Tank you very much Kigar64551 and Jonnin.

I already started to do some modifications in the my code.

Now, i have a question, may be is quite silly and for beginners, but, what is a thin wrapper? and how to build it?.

may be that can lower my amount of work.

thanks for your answers and opinions.

Now, i have a question, may be is quite silly and for beginners, but, what is a thin wrapper? and how to build it?.

Suppose you decide to go with the Eigen library.

Now, you could just use Eigen's Matrix class everywhere in your code. But that would make your code base very dependent on Eigen library. Switching to another library later becomes hard.

Instead, you could create your own class MyMatrix. Internally "your" class would not re-invent the wheel but use an Eigen Matrix object to store everything; a "thin" layer of your own code around the "3rd-party" class.

The advantage is that your dependencies to the Eigen library are now "encapsulated" in your MyMatrix class. In case you ever decide you want to use a different library, changes only need to be done in one place.


It is even possible to create an interface, e.g. IMyMatrix, and then have several implementations (sub-classes) of that interface, such as MyEigenMatrix, MyMklMatrix and so on, for different libraries...

what is a thin wrapper
a slight change to existing code. Usually you just change the interface, for example get rid of 3 or 4 parameters in a call to a function by creating a new function
void newfoo()
{
oldfoo(a,b,c); //where a,b,c are class variables in your wrapper now, presumably with appropriate values etc.
}

sometimes you add a tiny bit of functionality, but mostly it just reshaping stuff to make it easier to use/more consistent etc.
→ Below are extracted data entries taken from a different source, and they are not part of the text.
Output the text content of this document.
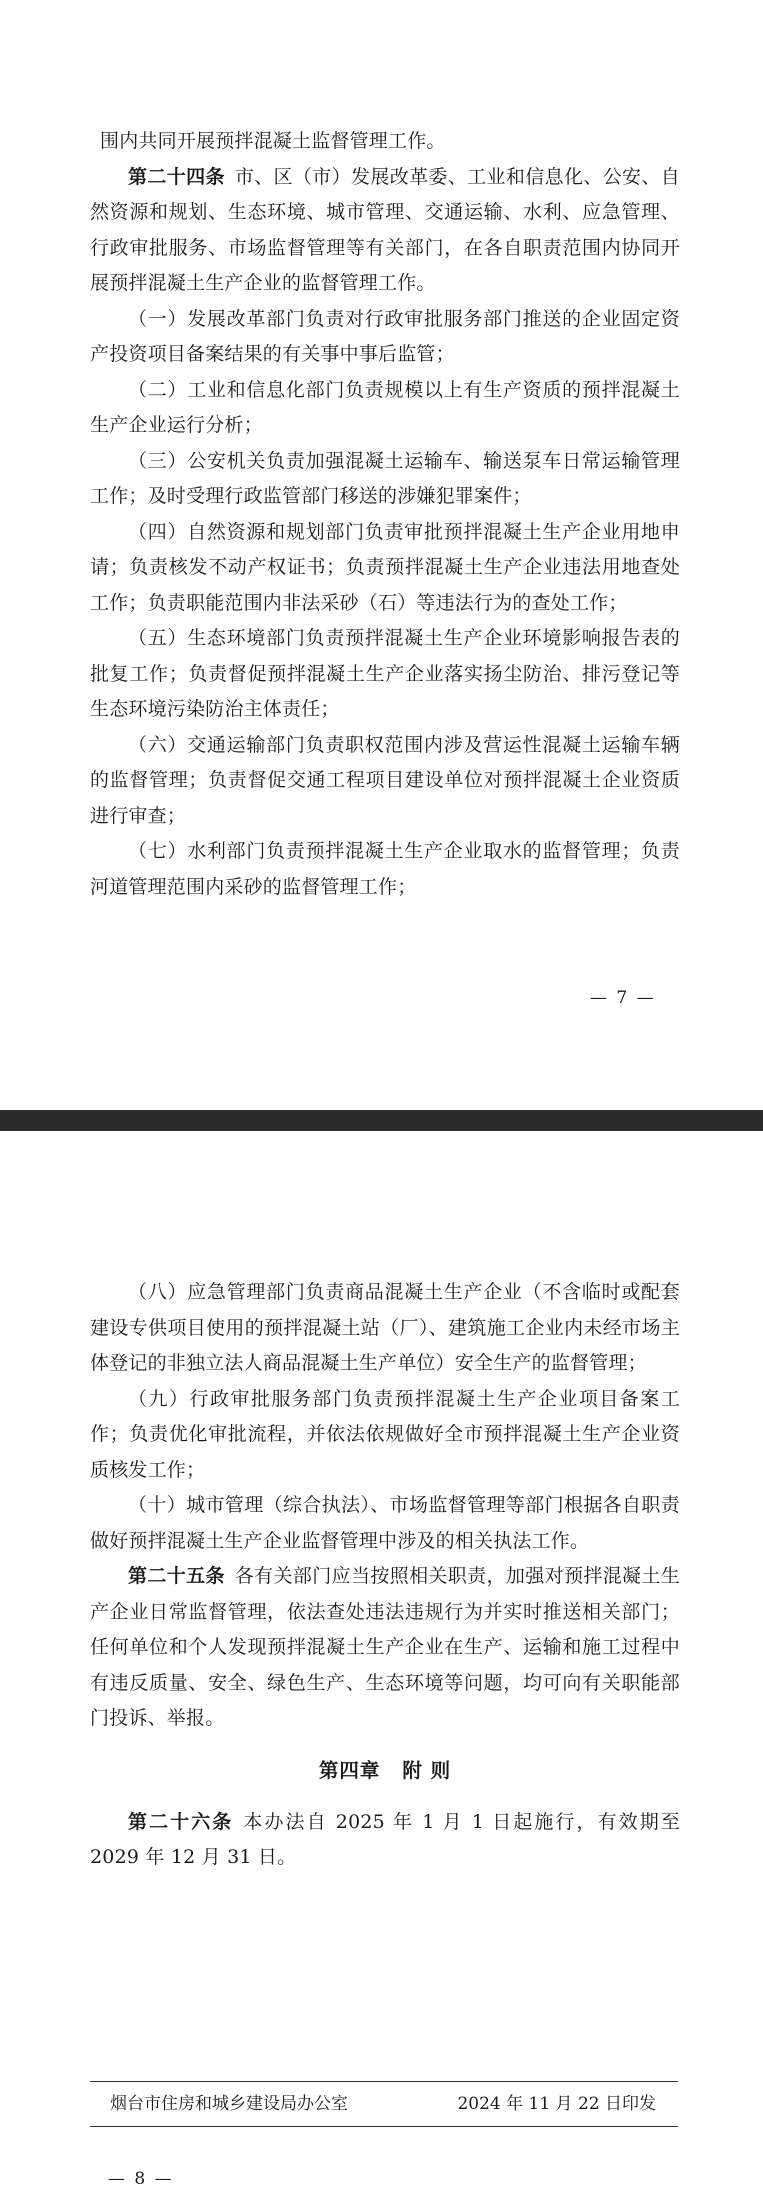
围内共同开展预拌混凝土监督管理工作。

第二十四条 市、区（市）发展改革委、工业和信息化、公安、自然资源和规划、生态环境、城市管理、交通运输、水利、应急管理、行政审批服务、市场监督管理等有关部门，在各自职责范围内协同开展预拌混凝土生产企业的监督管理工作。

（一）发展改革部门负责对行政审批服务部门推送的企业固定资产投资项目备案结果的有关事中事后监管；

（二）工业和信息化部门负责规模以上有生产资质的预拌混凝土生产企业运行分析；

（三）公安机关负责加强混凝土运输车、输送泵车日常运输管理工作；及时受理行政监管部门移送的涉嫌犯罪案件；

（四）自然资源和规划部门负责审批预拌混凝土生产企业用地申请；负责核发不动产权证书；负责预拌混凝土生产企业违法用地查处工作；负责职能范围内非法采砂（石）等违法行为的查处工作；

（五）生态环境部门负责预拌混凝土生产企业环境影响报告表的批复工作；负责督促预拌混凝土生产企业落实扬尘防治、排污登记等生态环境污染防治主体责任；

（六）交通运输部门负责职权范围内涉及营运性混凝土运输车辆的监督管理；负责督促交通工程项目建设单位对预拌混凝土企业资质进行审查；

（七）水利部门负责预拌混凝土生产企业取水的监督管理；负责河道管理范围内采砂的监督管理工作；

— 7 —

（八）应急管理部门负责商品混凝土生产企业（不含临时或配套建设专供项目使用的预拌混凝土站（厂）、建筑施工企业内未经市场主体登记的非独立法人商品混凝土生产单位）安全生产的监督管理；

（九）行政审批服务部门负责预拌混凝土生产企业项目备案工作；负责优化审批流程，并依法依规做好全市预拌混凝土生产企业资质核发工作；

（十）城市管理（综合执法）、市场监督管理等部门根据各自职责做好预拌混凝土生产企业监督管理中涉及的相关执法工作。

第二十五条 各有关部门应当按照相关职责，加强对预拌混凝土生产企业日常监督管理，依法查处违法违规行为并实时推送相关部门；任何单位和个人发现预拌混凝土生产企业在生产、运输和施工过程中有违反质量、安全、绿色生产、生态环境等问题，均可向有关职能部门投诉、举报。

第四章 附 则

第二十六条 本办法自 2025 年 1 月 1 日起施行，有效期至 2029 年 12 月 31 日。

烟台市住房和城乡建设局办公室	2024 年 11 月 22 日印发
— 8 —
MKL specifically rewrote or rebuilt a lot of it in assembly for intel chips, again, if I remember that part right, making it a faster version than the generic source code one.

thanks kigar64551 and jonnin.

I got the whole point, basically is an small code that "links" the Eigen library and the classes of my project. As you said, if in the future i want to use another library only the "linker" "thin wrapper" is modified, which reduces the amount of work.

With that being said, i am fully interested in such thin wrapper class code. Therefore, i was searching on the web, and i can not get any nice and clear idea.

I came out with the idea of doing the thin wrapper using templates, on which i have to pass the the data



Look, i know there is not a minimal reproducible example, but am i on track? or can you provide a minimal example?

Also, i am not use to work with using namespace std; and using namespace Eigen; just for a quick example is just wrote them.

Thank you very much guys you are helping me a lot

I was talking about the MKL not eigen. I think eigen already does what you did there, no need to repeat it (?).
I mean you can pull a pointer, row/col count, + and * operator together and its a small matrix class, just call eigen for the * ? maybe that is useful to you, maybe not, hides the eigen part behind a simple interface... but again, I think their matrix already does that.

Thanks jonnin, I got it. Also, I searched for some info, and now I have a better idea at the moment I wrote the previous code anything about pointers came to my mind, but after you mentioned, plus the small example in your previous reply. It seems I have a clue on thin wrapper, now I'll start implementing the information.

Thank you very much.